A V-top rejection from the $140 resistance tumbled the Solana(SOL) price by 25%. As a result, the coin buyers lost the $120 and $105 support it gained during the recovery phase. Seeing the altcoin is trading below the $105 support, the sellers aim to wipe out the entire gains from the March rally.
- The SOL buyers lost the $105 support
- The post-retest fall suggests a 20% devaluation of SOL price
- The 24-hour trading volume in the Solana coin is $2.57 Billion, indicating a 12.03% gain
The Solana(SOL) price witnessed an unwavering and parabolic rally during the latter part of March. The recovery rally reached the $140 mark after slicing through some significant resistance, such as $105 and $120.

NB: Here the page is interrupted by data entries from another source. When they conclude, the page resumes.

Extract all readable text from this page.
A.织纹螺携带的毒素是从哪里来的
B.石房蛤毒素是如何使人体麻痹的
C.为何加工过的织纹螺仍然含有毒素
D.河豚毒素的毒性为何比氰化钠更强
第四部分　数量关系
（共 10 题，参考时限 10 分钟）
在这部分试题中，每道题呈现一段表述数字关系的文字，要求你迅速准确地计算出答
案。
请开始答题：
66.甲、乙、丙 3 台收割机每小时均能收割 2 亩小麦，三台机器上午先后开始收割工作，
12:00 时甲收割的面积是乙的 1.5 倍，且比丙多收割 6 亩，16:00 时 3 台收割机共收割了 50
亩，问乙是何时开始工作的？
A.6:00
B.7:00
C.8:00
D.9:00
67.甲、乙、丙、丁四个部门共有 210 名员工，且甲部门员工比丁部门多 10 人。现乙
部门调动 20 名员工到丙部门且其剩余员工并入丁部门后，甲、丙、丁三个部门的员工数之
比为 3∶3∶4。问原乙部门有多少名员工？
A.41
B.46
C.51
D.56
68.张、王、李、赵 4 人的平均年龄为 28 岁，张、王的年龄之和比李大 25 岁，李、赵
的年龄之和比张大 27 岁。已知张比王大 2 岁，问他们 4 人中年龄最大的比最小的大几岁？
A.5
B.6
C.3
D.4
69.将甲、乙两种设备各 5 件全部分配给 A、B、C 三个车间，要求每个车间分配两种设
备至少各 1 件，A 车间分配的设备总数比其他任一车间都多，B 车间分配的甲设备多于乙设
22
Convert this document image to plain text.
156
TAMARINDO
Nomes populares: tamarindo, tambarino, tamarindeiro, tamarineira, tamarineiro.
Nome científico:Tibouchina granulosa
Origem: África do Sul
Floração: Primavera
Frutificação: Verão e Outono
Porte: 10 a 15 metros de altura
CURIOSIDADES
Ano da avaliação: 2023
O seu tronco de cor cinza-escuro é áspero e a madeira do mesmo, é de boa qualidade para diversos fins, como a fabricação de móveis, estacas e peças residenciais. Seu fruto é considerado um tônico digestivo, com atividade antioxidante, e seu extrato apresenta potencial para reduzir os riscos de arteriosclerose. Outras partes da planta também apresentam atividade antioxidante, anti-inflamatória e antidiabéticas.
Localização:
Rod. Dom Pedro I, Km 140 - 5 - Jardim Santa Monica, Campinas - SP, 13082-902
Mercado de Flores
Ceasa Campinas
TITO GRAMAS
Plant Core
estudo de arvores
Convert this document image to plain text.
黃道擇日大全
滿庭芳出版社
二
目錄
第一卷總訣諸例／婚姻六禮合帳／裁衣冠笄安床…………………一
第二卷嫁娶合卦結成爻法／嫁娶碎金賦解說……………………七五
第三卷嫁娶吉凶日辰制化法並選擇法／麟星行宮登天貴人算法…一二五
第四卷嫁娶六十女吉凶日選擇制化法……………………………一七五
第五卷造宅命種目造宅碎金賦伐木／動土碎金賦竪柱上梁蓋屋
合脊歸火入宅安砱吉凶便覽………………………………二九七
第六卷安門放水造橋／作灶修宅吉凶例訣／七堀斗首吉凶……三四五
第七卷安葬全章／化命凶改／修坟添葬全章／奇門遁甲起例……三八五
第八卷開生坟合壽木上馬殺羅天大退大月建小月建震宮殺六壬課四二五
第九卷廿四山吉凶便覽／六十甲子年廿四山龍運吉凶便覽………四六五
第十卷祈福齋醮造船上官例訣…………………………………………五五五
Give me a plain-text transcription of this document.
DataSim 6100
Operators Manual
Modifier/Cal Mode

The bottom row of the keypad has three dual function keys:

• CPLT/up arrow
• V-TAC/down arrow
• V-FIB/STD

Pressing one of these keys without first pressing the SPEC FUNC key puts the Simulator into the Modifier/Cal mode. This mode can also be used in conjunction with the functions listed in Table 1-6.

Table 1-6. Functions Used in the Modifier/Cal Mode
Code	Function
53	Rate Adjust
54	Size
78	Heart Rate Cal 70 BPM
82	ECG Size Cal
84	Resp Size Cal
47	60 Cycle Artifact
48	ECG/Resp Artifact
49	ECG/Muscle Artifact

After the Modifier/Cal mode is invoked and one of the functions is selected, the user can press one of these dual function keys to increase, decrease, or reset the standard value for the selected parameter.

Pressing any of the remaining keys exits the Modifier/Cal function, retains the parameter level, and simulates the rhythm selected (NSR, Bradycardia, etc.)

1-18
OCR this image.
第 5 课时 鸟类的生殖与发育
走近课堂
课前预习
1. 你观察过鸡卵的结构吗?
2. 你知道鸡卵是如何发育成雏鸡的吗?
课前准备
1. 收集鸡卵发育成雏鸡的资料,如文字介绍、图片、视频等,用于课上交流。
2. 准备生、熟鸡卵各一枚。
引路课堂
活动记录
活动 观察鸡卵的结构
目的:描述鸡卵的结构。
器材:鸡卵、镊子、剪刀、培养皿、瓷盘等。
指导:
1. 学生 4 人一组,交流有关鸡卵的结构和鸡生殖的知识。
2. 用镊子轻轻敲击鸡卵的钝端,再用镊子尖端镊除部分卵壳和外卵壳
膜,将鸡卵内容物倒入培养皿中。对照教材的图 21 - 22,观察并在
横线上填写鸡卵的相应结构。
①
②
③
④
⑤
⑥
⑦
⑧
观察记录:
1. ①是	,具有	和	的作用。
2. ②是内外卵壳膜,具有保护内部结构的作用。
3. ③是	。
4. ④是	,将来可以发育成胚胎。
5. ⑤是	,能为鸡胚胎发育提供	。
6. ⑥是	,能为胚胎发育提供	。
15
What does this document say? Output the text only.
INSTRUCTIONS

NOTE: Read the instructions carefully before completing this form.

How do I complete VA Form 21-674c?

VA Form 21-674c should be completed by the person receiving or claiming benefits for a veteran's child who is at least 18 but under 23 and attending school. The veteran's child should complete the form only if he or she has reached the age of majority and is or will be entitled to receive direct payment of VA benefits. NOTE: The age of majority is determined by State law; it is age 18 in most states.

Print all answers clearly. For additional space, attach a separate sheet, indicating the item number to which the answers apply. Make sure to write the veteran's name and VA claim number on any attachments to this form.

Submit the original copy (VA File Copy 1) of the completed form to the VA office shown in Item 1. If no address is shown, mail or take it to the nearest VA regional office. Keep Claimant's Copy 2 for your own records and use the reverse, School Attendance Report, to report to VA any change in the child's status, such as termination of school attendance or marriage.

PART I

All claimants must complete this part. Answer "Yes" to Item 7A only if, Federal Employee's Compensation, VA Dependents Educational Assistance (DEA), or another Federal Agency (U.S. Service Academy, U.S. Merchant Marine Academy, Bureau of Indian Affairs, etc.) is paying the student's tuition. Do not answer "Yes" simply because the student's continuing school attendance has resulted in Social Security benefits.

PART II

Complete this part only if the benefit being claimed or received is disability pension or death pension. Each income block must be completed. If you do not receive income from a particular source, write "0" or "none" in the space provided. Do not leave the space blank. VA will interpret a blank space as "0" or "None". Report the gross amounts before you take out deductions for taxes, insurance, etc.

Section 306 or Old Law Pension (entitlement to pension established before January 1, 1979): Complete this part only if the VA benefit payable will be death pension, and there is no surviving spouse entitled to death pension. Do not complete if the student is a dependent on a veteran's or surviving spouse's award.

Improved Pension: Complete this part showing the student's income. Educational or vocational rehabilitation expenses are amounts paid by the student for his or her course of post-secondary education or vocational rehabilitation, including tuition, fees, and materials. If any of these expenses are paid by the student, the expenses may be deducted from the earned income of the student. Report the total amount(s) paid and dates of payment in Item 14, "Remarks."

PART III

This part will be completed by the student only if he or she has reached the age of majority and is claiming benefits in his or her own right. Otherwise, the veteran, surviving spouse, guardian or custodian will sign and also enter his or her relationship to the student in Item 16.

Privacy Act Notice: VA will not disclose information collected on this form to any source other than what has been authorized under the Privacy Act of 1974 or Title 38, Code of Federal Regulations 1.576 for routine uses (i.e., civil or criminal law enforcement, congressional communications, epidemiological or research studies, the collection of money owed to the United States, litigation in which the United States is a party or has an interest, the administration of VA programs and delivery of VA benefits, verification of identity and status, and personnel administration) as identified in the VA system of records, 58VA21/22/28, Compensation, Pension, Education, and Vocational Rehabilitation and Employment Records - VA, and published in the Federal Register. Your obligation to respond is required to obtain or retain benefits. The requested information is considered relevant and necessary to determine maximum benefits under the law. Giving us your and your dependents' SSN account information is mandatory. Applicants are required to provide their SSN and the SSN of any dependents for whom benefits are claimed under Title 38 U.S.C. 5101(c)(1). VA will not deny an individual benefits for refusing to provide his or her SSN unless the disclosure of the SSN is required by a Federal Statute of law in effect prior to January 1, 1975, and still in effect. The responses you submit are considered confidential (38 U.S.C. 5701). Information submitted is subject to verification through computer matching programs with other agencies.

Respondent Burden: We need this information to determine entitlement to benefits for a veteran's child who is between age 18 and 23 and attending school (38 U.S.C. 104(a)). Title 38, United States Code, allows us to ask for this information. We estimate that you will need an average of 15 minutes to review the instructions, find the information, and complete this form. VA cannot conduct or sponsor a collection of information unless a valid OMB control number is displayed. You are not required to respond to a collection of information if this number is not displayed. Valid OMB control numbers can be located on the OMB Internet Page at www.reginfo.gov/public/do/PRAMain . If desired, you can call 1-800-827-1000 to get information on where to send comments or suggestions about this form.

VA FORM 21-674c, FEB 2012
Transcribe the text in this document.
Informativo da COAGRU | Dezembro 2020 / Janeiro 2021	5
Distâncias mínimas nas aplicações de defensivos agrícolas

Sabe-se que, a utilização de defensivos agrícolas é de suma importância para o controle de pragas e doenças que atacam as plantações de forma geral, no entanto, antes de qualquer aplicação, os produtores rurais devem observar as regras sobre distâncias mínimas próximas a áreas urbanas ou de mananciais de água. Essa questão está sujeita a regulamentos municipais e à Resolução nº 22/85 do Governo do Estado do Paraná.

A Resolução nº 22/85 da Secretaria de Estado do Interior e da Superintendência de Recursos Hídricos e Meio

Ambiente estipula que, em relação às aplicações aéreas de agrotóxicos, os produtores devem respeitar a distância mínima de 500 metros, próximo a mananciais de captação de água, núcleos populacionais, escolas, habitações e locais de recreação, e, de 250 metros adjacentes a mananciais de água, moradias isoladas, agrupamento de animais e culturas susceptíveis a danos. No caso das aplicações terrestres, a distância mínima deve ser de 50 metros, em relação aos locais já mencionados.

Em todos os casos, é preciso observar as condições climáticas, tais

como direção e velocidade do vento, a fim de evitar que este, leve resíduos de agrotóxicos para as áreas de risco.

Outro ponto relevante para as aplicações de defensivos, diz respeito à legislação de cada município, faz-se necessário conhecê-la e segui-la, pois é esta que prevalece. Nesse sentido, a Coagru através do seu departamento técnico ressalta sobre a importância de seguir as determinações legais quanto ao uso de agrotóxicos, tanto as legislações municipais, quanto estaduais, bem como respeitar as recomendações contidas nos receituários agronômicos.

The upswing recorded an 84% growth in just three weeks, preparing for a bullish breakout from $140 resistance. However, the sellers sabotaged the buyer’s attempt and reverted the coin price with similar force.
The V-top rejection discounted the SOL price by 25% and dropped it below $105. The traders must wait for the candle closing below this breached support to confirm a fallout.
However, the 157% volume spike accentuates the seller’s commitment to a downfall, indicating the price to retest January bottom support at $80.
MACD Indicator: A negative crossover between the fast and slow line projects a sell signal for short traders. The rising red bars in the histogram chart highlight an increasing trend momentum.
DMA: The current price drop undermined the bullish crossover of the 20 and 100 DMA. The sustained selling may breach the 50 DMA support, encouraging the price to hit $80.
- Resistance level- $105 and $120
- Support levels- $93 and $80
The presented content may include the personal opinion of the author and is subject to market condition. Do your market research before investing in cryptocurrencies. The author or the publication does not hold any responsibility for your personal financial loss.